Fiscalidade do jogo online em Portugal: problemas e perspetivas

  • Inês Teixeira
  • 28 Dezembro 2023

O legislador não pode perder mais esta oportunidade para corrigir a discriminação negativa das apostas desportivas à cota cujas consequências nefastas para o mercado são uma evidência.

De acordo com o último relatório estatístico apresentado pelo SRIJ, o jogo online em Portugal gerou 205.9 milhões de euros em receita bruta. Do total da receita bruta, 40.8% referem-se a apostas desportivas à cota e 59.2% a jogos de fortuna ou azar. O Estado arrecadou, no 2º trimestre de 2023, 59.3 milhões de euros com o imposto especial de Jogo Online (IEJO).

Até 2015, o jogo online era proibido em Portugal. Com a publicação do Regime Jurídico dos Jogos e Apostas Online a actividade passou a ser permitida e altamente regulada.

O maior problema do mercado português do jogo online continua a ser o jogo ilegal. Apesar dos milhares de notificações do SRIJ para encerramento da actividade e bloqueio de websites ilegais, os últimos dados conhecidos apontam para que 56% dos jogadores utilizem sites ilegais.

A solução para esse problema passa seguramente pela implementação de um regime fiscal mais adequado que atraia para o nosso país os maiores operadores mundiais de jogo, de modo a aumentar a oferta lícita (regulamentada e devidamente controlada) de jogo e diminuir a procura por sites ilegais (tornando inatractivo o risco do recurso a operadores ilegais porque as “odds” dos operadores licenciados passam, em resultado da maior concorrência e da tributação adequada, a ser mais próximas, em termos de valor, daquelas que são normalmente oferecidas por sites ilegais).

O IEJO foi criado como imposto exclusivo, que afasta a aplicação do IRC e do Imposto do Selo aos rendimentos derivados da exploração de jogos e apostas online, mas desde a sua génese, sempre revelou uma discriminação não justificada entre diferentes categorias de jogos.

Na verdade, aquando da criação do regime em 2015, a tributação do jogo online, no que concerne a jogos de fortuna ou azar e apostas desportivas, distinguia entre:

  • jogos de fortuna ou azar, tributados progressivamente sobre a “receita bruta” da entidade exploradora (isto é, sobre a diferença entre o montante total das apostas realizadas e os prémios atribuídos);
  • apostas desportivas à cota, tributadas progressivamente sobre as receitas resultantes do montante das apostas efetuadas.

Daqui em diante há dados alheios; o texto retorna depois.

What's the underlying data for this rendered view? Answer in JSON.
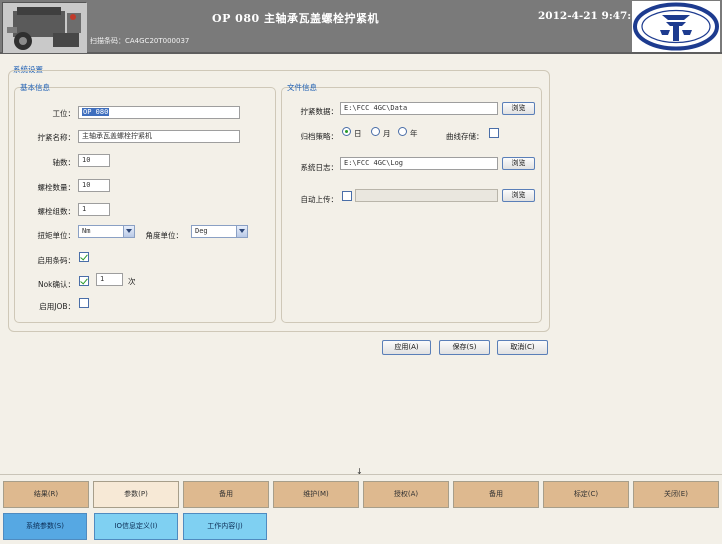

Reconhecendo as fragilidades do regime fiscal aplicável ao jogo online, o legislador eliminou a progressividade do IEJO que passou, na sequência da alteração promovida pela Lei do Orçamento de Estado (LOE) para 2020, a tributar os jogos de fortuna ou azar à taxa fixa de 25% e as apostas desportivas, à taxa de 8% (sendo a taxa de 35% no caso de comissões cobradas pela entidade exploradora de apostas desportivas quando os apostadores jogam uns contra os outros).

Apesar disso, o problema fiscal manteve-se com uma tributação discriminatória das apostas desportivas à cota que, não obstante a liberalização equalitária das várias categorias de jogos promovida em 2015, continuam a ser diferentemente tributadas sobre o valor das apostas, sem consideração dos prémios pagos, ao contrário, por exemplo, dos jogos online de fortuna ou azar ou até de jogos de base territorial. A falta de justificação para essa diferença traduz uma clara violação do princípio da neutralidade, da igualdade fiscal e da proporcionalidade.

A LOE 2020 impôs uma reavaliação do regime fiscal dos jogos e apostas abrangidos pelo RJO, que se encontra em curso e que ainda não foi publicamente apresentada. O legislador não pode perder mais esta oportunidade para corrigir a discriminação negativa das apostas desportivas à cota cujas consequências nefastas para o mercado e para os jogadores são uma evidência dos últimos 8 anos de mercado de jogo online liberalizado.